Sur le vif - Samedi 18.03.23 - 18.46h
Je suis absolument opposé à l'idée que les journalistes devraient être gentils entre eux, se ménager, ne jamais s'attaquer mutuellement, sous prétexte que "la situation est déjà assez difficile comme cela dans la presse suisse".
Je rejette toute idée de corporation dans le journalisme. Je suis journaliste professionnel depuis bientôt quarante ans, mais en même temps, je suis entrepreneur depuis dix-sept ans. Ceux avec qui je discute le plus, avec qui je me sens le plus d'affinités, ce sont les autres petits entrepreneurs, ou même minuscules entrepreneurs. Mais entrepreneurs quand même !
Je les côtoie tous les jours, dans le quartier où j'ai le bureau de mon entreprise, ils sont de tous les secteurs, artisanat, petite industrie, garages, bureaux d'architectes, etc. Avec eux, j'ai des valeurs communes. Le combat pour l'indépendance, la survie économique, la qualité des finitions, le lien de confiance avec les partenaires. Mon état d'esprit professionnel, c'est celui-là.
Il y a plein de journalistes que j'apprécie, ne serait-ce que mes excellents confrères - et soeurs - de Léman Bleu, GHI, et pas mal d'autres, tous médias confondus. Mais je rejette violemment l'idée qu'il faudrait sauver à tout prix le journalisme en tant que tel, celui qui (sans remonter à Théophraste Renaudot), a pris forme à l'époque de Balzac, celui des "Illusions perdues", puis de la Révolution industrielle, et a vécu deux siècle. J'en connais, au passage, toute l'Histoire par coeur. En Suisse. En France. En Allemagne.
Je suis un partisan acharné des réseaux sociaux, enfin plus précisément de celui sur lequel vous me lisez, c'est le seul où je sois actif. Je n'y suis pas pour bavarder, ne commente jamais les textes des autres, ni même les miens propres. Non, c'est un outil de travail et d'expression, il est souple, rapide, il ne peut que convenir à merveille à l'homme de radio que je suis fondamentalement. Les journalistes qui se permettent de vomir sur les réseaux sociaux, sous prétexte que ces derniers charrieraient plus de "fausses nouvelles" qu'eux-mêmes, sont des ectoplasmes d'archaïsme, de conformisme, de conservatisme, de jalousie.

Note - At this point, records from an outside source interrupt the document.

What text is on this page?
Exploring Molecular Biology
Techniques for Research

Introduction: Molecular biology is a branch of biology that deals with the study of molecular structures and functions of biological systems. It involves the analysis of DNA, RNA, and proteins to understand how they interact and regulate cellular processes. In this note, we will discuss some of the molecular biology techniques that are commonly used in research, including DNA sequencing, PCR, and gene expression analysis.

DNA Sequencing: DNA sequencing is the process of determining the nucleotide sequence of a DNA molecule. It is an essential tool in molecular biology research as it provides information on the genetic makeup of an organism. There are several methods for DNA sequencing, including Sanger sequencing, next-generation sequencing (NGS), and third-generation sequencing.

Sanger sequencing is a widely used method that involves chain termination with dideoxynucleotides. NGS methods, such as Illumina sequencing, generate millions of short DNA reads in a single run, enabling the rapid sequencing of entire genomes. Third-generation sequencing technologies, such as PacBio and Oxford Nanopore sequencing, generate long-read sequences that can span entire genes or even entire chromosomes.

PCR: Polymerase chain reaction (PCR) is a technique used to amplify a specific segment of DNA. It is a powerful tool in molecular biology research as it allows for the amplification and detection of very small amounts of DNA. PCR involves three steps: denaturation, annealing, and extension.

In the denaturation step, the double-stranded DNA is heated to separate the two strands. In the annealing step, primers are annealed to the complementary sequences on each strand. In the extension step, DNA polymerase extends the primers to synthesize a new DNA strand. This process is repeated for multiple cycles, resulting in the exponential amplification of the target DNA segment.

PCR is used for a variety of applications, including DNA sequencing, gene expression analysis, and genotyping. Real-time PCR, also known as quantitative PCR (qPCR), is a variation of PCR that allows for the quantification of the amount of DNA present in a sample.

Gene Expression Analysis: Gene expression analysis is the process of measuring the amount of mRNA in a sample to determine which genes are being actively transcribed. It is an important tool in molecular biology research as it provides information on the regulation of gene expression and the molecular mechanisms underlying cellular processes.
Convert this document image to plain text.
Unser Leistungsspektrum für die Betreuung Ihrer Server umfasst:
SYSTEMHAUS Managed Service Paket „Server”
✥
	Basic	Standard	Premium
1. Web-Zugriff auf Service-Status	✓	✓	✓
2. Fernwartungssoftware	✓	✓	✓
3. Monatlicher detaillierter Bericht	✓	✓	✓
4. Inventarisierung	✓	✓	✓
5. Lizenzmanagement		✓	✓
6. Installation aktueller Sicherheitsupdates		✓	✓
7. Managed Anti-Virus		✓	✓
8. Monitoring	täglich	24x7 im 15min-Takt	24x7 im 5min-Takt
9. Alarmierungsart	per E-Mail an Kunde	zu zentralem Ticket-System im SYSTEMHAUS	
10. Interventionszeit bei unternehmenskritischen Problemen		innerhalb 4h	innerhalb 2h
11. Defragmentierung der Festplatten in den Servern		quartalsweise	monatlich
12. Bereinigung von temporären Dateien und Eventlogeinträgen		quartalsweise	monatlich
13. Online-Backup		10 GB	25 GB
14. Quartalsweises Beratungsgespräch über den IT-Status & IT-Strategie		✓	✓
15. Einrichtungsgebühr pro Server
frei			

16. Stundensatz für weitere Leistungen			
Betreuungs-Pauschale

Le temps des salles de rédaction se termine doucement, avec horaires de présence, séance le matin à 9h, séance à 14h, séance de finition à 18h, tout cela c'est révolu. Les "équipes", les ineffables "rubriques", les petits chefs, les armées mexicaines, les syndicats, les rumeurs de cafétérias, les clans rivaux, tout cela c'est bientôt fini. La numérisation, l'individualisation, la simultanéité du réseau, l'accès immédiat à des milliards de données, tout cela s'apprête à faire voler en éclats le petit monde des "équipes rédactionnelles", des "discussions enrichissantes en briefing" (tu parles, des matamores, souvent les plus nuls pour le produit final), tout cela c'est fini.
Je ne veux plus entendre parler du journalisme. C'est du passé. Ce qui compte, c'est la curiosité de chacun de nos esprits, le tien, le mien, ceux de tous les autres. Ce qui compte, c'est le chemin de connaissance, le "Unterwegs zur Sprache" de Martin Heidegger. Ce qui compte, c'est la passion viscérale de se renseigner, aller voir, ne rien tenir pour acquis.
Le reste, les étiquettes ronflantes sur les cartes de visite, le papier à lettres qui se meurt au fond des tiroirs, la "mission d'informer", celle (encore plus délirante) "d'éduquer les citoyens", tout cela c'est du vent. De la vanité. Du vacarme, pour mieux couvrir le néant.